Ahmadinejad Slams ‘Racist’ Israel, EU Angry

Iranian President Mahmoud Ahmadinejad criticized on Monday, April 20, Israel’s racist practices against the Palestinian people, sparking a walkout by European delegates from the UN conference on racism.

"In fact, in compensation for the dire consequences of racism in Europe, they helped bring to power the most cruel and repressive racist regime in Palestine," Ahmadinejad told the conference.

"The UN Security Council has stabilized this occupation regime and supported it in the last 60 years giving them a free hand to continue their crimes."

The Iranian leader accused Israel of committing "genocide" against the civilian population of the besieged Gaza Strip.

More than 6,600 Palestinians, mostly civilians, were killed and injured in 22 days of air, land and sea Israeli attacks.

The onslaught, which inflicted heavy damage on the infrastructure of the densely-populated enclave, left some 20,000 homes and thousands other buildings in ruins.

"The word Zionism personifies racism that falsely resorts to religion and abuses religious sentiments to hide their hatred and ugly faces," Ahmadinejad said.

More than 35 states are participating in the Geneva conference, the UN’s first global racism conference in eight years.

The five-day meeting will review progress in combating racism since a sequel meeting in Durban, South Africa, in 2001, a few days before the 9/11 attacks.

Walkout

Ahmadinejad’s speech sparked a collective walkout by 23 European delegations from the meeting hall.

"I hope this protest gesture inspires the international community to take notice," Foreign Minister Bernard Kouchner said in a statement.

"The defense of human rights and the fight against all types of racism are too important for the UN not to unite against all forms of hate speech, against all perversion of this message."

British ambassador Peter Gooderham described the Iranian leader’s remarks, applauded by the delegations that remained in the UN assembly hall, as offensive and inflammatory.

Slovenian ambassador Andrej Logar claimed the comments were "detrimental to the dignity of this conference."
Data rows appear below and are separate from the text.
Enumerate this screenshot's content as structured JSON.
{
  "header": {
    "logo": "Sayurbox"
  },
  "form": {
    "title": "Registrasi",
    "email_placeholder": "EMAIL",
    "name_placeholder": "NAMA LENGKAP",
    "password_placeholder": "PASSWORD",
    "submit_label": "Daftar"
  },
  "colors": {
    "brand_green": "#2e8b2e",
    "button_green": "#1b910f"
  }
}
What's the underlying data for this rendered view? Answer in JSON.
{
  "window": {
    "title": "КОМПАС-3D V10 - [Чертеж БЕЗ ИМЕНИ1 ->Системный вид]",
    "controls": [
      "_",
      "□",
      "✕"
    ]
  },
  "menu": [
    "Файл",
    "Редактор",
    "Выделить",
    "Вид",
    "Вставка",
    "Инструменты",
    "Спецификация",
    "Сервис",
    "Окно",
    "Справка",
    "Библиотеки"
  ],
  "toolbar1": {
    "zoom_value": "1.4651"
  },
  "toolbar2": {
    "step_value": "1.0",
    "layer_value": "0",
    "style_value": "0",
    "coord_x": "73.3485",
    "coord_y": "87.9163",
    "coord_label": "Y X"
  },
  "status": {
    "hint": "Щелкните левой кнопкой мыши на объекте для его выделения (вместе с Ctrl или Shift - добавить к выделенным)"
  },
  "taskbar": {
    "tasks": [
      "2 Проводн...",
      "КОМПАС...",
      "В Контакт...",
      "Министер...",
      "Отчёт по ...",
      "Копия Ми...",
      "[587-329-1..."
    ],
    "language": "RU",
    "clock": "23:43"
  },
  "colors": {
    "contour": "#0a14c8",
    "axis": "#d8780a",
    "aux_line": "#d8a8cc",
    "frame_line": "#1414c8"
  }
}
The US and some European countries had boycotted the conference, expecting Ahmadinejad and others to be critical of Israel.

United Nations Secretary-General Ban Ki-moon accused the Iranian leader of incitement.

"I deplore the use of this platform by the Iranian President to accuse, divide and even incite," he said in a statement.

"This is the opposite of what this conference seeks to achieve."

French President Nicolas Sarkozy also blasted the speech.

"The UN conference that opened on Monday in Geneva had a goal that should have united and mobilized the international community: the struggle against all forms of racism," he said in a statement.

"The speech given by the President of Iran was the exact opposite: an intolerable appeal to racist hate, it tramples on the ideals and values recorded in the Universal Declaration of Human Rights."

In a later press conference, Ahmadinejad defended his comments and criticized the boycotters.

"In our opinion, this is arrogance and selfishness and the root cause of the problems of the world."